Since she published this finding in 1963 the syndrome has been widely recognised in all parts of the world. The term ‘syndrome’ comes from the Greek and means to ‘run together’.
The features of the syndrome are
- Facial features – these are variable, both from person to person, and over time. In early childhood there can be ptosis (drooping eyelids), low set ears, short neck, and low hairline, but especially in adult life there may be no particular differences
- Cardiac problems – the most common finding is narrowing of the pulmonary valve or pulmonary stenosis. This is easily treated but sometime there may be a more serious thickening of the heart muscle or cardiomyopathy
- Lymphatics – there may be generalised fluid retention at birth and in more chronic fluid retention in the legs later
Growth – many children with Noonan syndrome will be shorter than predicted from the heights of their parents.

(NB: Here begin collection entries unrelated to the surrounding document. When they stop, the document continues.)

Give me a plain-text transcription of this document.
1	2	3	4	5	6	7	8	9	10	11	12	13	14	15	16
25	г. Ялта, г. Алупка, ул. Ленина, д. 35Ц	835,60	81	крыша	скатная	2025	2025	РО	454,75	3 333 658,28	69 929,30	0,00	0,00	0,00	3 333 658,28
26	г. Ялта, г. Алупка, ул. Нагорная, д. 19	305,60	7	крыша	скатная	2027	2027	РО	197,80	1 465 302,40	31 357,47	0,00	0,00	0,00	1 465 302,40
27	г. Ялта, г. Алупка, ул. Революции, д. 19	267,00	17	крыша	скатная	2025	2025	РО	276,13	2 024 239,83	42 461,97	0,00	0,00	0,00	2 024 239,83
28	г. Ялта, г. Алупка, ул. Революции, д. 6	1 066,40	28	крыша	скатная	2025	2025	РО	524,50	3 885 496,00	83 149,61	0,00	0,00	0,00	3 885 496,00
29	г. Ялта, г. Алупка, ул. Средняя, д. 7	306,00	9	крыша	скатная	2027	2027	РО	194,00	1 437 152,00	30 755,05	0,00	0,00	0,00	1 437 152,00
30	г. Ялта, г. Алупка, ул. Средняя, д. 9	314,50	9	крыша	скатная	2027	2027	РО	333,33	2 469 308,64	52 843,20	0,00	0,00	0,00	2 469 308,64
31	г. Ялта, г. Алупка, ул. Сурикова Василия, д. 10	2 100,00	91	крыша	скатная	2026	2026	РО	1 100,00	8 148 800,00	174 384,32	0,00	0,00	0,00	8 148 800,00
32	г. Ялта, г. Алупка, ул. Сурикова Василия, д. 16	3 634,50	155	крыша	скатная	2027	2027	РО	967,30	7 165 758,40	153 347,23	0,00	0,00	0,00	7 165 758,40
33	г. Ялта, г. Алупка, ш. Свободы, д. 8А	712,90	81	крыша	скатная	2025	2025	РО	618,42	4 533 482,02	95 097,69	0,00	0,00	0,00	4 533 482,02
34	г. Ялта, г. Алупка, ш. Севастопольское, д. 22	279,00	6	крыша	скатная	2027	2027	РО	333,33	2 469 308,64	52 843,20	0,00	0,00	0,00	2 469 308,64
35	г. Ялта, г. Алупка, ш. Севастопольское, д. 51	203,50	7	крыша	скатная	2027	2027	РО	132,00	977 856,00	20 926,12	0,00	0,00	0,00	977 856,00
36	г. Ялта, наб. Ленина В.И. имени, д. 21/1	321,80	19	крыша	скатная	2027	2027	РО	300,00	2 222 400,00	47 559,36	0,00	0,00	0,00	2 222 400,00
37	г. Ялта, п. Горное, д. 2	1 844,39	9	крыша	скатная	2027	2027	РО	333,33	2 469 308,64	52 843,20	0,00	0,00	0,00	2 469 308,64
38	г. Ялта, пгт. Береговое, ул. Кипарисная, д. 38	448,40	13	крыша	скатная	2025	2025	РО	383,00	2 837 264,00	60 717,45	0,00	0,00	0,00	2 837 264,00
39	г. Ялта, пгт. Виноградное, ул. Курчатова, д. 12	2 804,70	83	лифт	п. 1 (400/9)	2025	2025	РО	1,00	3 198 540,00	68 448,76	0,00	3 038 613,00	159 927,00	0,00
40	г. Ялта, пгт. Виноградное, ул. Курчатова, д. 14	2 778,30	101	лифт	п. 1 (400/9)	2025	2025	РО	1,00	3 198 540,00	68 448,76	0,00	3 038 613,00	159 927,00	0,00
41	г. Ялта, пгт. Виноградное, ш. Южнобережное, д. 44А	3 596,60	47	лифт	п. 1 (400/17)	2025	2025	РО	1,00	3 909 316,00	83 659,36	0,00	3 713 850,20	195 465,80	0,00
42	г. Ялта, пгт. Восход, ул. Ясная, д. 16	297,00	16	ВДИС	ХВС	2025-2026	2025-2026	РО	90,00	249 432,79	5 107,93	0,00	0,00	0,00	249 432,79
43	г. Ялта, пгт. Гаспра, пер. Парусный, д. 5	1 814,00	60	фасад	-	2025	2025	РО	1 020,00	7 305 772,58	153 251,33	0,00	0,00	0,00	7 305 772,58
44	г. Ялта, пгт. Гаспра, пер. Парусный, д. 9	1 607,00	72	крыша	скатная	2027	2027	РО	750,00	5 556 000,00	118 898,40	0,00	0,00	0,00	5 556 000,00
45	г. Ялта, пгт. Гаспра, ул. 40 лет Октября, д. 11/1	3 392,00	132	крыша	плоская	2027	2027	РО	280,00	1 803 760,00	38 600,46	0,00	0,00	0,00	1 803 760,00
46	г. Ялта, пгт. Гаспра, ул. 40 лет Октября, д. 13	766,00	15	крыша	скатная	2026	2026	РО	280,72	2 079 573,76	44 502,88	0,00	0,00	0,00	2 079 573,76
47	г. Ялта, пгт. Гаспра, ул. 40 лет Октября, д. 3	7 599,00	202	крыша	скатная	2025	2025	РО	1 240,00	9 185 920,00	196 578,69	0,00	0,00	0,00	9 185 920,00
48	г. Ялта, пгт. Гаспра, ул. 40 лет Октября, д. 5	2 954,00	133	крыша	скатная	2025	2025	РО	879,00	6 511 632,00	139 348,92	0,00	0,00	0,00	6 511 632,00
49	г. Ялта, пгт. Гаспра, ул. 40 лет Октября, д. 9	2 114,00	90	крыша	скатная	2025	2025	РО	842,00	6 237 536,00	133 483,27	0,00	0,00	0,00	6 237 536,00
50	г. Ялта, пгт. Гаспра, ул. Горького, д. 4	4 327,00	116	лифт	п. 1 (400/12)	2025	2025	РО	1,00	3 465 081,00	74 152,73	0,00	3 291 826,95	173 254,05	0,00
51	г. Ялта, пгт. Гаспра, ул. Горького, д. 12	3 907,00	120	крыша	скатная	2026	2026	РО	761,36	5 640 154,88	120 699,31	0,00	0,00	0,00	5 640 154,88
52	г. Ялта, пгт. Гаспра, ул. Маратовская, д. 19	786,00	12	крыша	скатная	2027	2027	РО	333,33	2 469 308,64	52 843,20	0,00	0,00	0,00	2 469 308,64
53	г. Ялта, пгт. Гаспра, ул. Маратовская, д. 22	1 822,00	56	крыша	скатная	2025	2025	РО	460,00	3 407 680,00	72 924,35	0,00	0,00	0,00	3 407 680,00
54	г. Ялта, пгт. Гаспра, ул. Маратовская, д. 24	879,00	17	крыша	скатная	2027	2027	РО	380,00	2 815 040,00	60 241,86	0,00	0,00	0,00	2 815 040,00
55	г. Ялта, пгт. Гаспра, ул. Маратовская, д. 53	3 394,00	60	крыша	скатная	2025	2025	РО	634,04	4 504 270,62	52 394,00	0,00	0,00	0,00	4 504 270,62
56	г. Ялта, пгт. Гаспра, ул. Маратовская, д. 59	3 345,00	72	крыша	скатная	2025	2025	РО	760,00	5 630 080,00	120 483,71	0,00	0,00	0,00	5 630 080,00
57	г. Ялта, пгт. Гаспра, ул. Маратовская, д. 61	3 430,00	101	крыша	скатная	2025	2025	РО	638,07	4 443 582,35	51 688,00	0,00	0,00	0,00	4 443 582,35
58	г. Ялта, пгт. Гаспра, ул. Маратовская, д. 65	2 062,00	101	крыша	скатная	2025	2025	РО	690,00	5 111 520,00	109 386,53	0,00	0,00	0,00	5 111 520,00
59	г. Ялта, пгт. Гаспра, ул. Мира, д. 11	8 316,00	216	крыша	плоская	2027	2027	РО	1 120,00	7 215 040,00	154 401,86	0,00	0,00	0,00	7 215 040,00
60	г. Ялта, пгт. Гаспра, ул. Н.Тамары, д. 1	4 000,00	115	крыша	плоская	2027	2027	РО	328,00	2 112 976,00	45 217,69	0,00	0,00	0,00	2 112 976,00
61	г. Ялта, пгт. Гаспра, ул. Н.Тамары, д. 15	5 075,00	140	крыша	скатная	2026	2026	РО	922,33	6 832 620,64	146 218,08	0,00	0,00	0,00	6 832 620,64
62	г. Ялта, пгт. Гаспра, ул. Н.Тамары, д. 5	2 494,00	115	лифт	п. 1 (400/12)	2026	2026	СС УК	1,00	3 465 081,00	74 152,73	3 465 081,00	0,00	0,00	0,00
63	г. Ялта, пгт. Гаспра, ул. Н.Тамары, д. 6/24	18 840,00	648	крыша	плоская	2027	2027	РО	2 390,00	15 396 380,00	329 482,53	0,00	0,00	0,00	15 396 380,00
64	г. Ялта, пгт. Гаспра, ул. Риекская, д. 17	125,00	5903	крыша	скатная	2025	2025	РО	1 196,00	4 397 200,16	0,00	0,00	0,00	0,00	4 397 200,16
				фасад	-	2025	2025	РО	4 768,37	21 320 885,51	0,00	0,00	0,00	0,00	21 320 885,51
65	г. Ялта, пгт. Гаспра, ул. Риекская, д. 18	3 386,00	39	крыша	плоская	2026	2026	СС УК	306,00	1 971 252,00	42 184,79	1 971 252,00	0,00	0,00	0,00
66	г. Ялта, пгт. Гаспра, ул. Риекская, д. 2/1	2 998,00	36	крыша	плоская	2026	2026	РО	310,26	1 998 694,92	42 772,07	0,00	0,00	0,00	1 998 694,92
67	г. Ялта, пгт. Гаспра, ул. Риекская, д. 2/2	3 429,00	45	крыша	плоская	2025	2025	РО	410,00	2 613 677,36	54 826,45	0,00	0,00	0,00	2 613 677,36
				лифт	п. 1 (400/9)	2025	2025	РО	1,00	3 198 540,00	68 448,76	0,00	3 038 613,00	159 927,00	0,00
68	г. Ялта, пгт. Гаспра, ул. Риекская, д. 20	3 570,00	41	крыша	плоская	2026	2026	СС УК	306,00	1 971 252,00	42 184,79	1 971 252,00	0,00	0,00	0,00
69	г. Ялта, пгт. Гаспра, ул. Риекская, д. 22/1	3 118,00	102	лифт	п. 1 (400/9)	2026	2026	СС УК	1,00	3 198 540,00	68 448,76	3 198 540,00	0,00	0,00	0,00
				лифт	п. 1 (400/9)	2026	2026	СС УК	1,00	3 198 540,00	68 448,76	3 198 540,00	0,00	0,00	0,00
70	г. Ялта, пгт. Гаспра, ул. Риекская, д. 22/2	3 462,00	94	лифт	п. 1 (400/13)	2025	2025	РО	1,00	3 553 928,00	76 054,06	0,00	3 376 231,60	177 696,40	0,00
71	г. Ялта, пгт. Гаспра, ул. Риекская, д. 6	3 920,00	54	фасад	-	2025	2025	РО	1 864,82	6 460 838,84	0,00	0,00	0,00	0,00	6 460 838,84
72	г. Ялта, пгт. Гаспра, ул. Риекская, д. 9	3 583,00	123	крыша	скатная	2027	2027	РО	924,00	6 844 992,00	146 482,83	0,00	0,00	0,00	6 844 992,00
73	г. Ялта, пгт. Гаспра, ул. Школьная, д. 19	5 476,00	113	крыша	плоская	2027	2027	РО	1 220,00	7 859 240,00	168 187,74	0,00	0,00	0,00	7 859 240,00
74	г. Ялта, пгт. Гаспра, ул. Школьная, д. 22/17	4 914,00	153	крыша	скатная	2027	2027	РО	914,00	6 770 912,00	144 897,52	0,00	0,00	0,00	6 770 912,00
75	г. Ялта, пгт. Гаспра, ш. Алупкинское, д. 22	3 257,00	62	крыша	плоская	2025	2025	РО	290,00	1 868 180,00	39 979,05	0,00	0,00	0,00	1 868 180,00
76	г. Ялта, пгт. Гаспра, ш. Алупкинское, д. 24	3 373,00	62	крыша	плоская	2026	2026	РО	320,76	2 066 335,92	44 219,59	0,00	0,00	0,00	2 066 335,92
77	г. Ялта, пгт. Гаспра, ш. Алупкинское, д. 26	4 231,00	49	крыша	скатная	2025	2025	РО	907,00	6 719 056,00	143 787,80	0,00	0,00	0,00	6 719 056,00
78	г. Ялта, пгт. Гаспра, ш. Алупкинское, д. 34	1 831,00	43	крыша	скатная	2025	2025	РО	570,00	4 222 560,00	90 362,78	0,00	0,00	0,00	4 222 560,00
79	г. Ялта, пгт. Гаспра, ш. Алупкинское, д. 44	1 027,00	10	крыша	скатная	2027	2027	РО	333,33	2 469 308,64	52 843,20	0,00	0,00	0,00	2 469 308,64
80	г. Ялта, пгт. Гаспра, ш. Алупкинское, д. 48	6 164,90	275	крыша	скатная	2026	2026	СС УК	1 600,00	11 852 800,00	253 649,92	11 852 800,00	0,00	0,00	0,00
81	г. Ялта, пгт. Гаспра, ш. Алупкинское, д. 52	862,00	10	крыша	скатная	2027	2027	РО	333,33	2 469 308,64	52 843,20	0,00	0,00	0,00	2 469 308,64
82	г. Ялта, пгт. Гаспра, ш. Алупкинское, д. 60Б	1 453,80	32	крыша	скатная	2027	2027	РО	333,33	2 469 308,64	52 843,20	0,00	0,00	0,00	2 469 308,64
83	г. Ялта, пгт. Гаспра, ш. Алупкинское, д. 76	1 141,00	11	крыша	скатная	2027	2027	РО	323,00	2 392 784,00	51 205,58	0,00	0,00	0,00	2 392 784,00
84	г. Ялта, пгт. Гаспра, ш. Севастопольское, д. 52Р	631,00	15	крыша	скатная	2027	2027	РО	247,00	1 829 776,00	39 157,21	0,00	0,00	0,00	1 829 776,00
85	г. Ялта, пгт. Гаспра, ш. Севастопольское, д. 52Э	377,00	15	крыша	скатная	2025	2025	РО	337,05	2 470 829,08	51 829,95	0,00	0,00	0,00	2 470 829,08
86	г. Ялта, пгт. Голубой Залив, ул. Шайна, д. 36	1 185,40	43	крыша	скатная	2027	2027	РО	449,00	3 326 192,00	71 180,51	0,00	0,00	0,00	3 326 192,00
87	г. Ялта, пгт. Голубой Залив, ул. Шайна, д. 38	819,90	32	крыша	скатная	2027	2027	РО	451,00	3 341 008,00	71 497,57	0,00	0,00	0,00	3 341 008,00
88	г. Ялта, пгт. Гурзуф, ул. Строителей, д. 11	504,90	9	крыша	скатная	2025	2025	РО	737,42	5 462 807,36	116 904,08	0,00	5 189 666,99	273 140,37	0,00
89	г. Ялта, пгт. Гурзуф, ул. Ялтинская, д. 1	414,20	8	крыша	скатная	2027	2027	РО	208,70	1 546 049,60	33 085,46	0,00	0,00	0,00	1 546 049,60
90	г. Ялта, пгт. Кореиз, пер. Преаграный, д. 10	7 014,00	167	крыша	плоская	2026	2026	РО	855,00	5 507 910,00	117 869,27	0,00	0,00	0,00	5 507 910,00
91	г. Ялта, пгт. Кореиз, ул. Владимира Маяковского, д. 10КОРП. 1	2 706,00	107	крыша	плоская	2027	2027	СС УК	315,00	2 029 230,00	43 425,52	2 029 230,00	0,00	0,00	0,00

- Puberty – puberty in both boys and girls can be delayed. In boys there may be problems with the testicles descending (cryptorchidism) and reduced fertility in adult life
- Development – the range of intellectual development is wide but some children may be slower in their developmental milestones and need extra help at school
- Behaviour – It is difficult to characterise any specific behavioural pattern but emotional and autistic features have been reported
- Feeding difficulties – there may be difficulties with feeding at first and a few children require tube feeding but these difficulties improve with age
- Blood – problems with bleeding and easy bruising have been reported
- Hearing and vision – there are rarely problems but, in some people, deafness or a squint may occur
- Adult life – many problems improve with age, but some issues such as musculoskeletal pain, problems with the lymphatics or epilepsy may develop after early childhood.